Scroll and Seals–The Four Horsemen

Outline: Seven Seals - Four Horsemen
Passage: Revelation 6:1-8
Discussion audio (1 hour 18 minutes)

We now observe the opening of the first four seals on the scroll given to the Lamb. The frame of reference through which we observe is vital to how the next few chapters are interpreted. The seven letters described what was happening to the churches on earth. In this drama, the scene has now changed to heaven and the audience is given a peek into how heaven is responding. What John wants to see (and therefore wants his audience to see) is the contents of the scroll (which we have preliminarily identified as the book of life). The opening of the seals and the events described by them are of secondary concern – they are simply what has happened or must happen on the way to the revealing of the content of the scroll.
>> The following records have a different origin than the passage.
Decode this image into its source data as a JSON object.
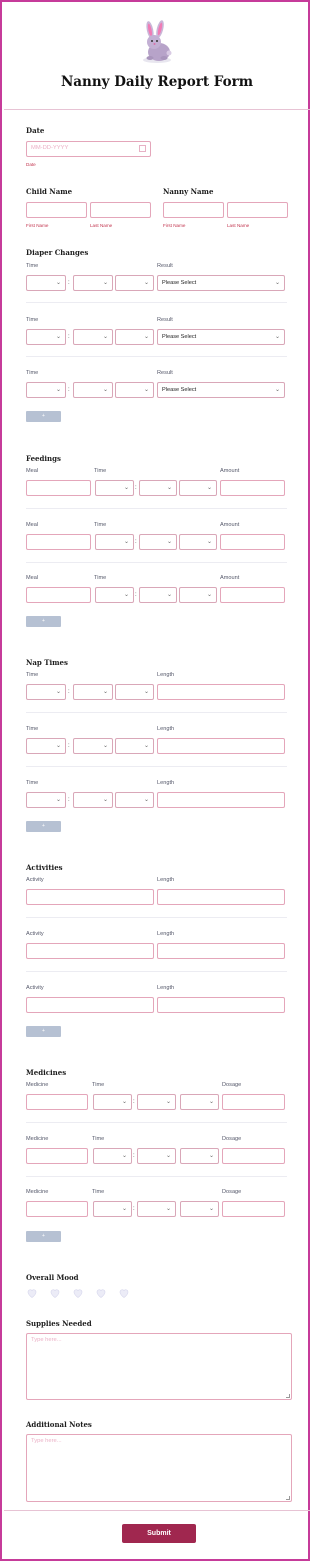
{
  "form": {
    "title": "Nanny Daily Report Form",
    "submit_label": "Submit",
    "add_label": "+"
  },
  "date": {
    "section_label": "Date",
    "placeholder": "MM-DD-YYYY",
    "sublabel": "Date"
  },
  "child_name": {
    "section_label": "Child Name",
    "first_label": "First Name",
    "last_label": "Last Name"
  },
  "nanny_name": {
    "section_label": "Nanny Name",
    "first_label": "First Name",
    "last_label": "Last Name"
  },
  "diaper_changes": {
    "section_label": "Diaper Changes",
    "time_label": "Time",
    "result_label": "Result",
    "result_value": "Please Select",
    "colon": ":"
  },
  "feedings": {
    "section_label": "Feedings",
    "meal_label": "Meal",
    "time_label": "Time",
    "amount_label": "Amount",
    "colon": ":"
  },
  "nap_times": {
    "section_label": "Nap Times",
    "time_label": "Time",
    "length_label": "Length",
    "colon": ":"
  },
  "activities": {
    "section_label": "Activities",
    "activity_label": "Activity",
    "length_label": "Length"
  },
  "medicines": {
    "section_label": "Medicines",
    "medicine_label": "Medicine",
    "time_label": "Time",
    "dosage_label": "Dosage",
    "colon": ":"
  },
  "overall_mood": {
    "section_label": "Overall Mood",
    "rating_count": 5,
    "rating_value": 0
  },
  "supplies_needed": {
    "section_label": "Supplies Needed",
    "placeholder": "Type here..."
  },
  "additional_notes": {
    "section_label": "Additional Notes",
    "placeholder": "Type here..."
  },
  "colors": {
    "border": "#c63b9a",
    "accent": "#a0274f",
    "input_border": "#e4a6ba",
    "add_button": "#b6c1d3",
    "heart": "#dcdcf0"
  }
}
In my reading of various commentaries and notes on this passage, I observed that interpretations are all over the map. For example, the white horse and rider (the first seal) has been interpreted as from Jesus to the Antichrist and everything in-between. What is found in the outline and discussion that I provide is what I believe makes the most sense given the context of Revelation and the possible Old Testament allusions that are incorporated.

What is most important is not the details, but the overall impression that the audience receives. For the first four seals, the four horsemen, it is that of Jesus and his gospel of peace coming to the earth and the judgment that is an inevitable part of either receiving it or rejecting it. It also portrays God’s mercy in suspending, at least for a period, the full consequences of rejecting him. On the other hand, those who have accepted Jesus and his gospel have nothing to fear, not even from Death and Hades, because Jesus holds its keys.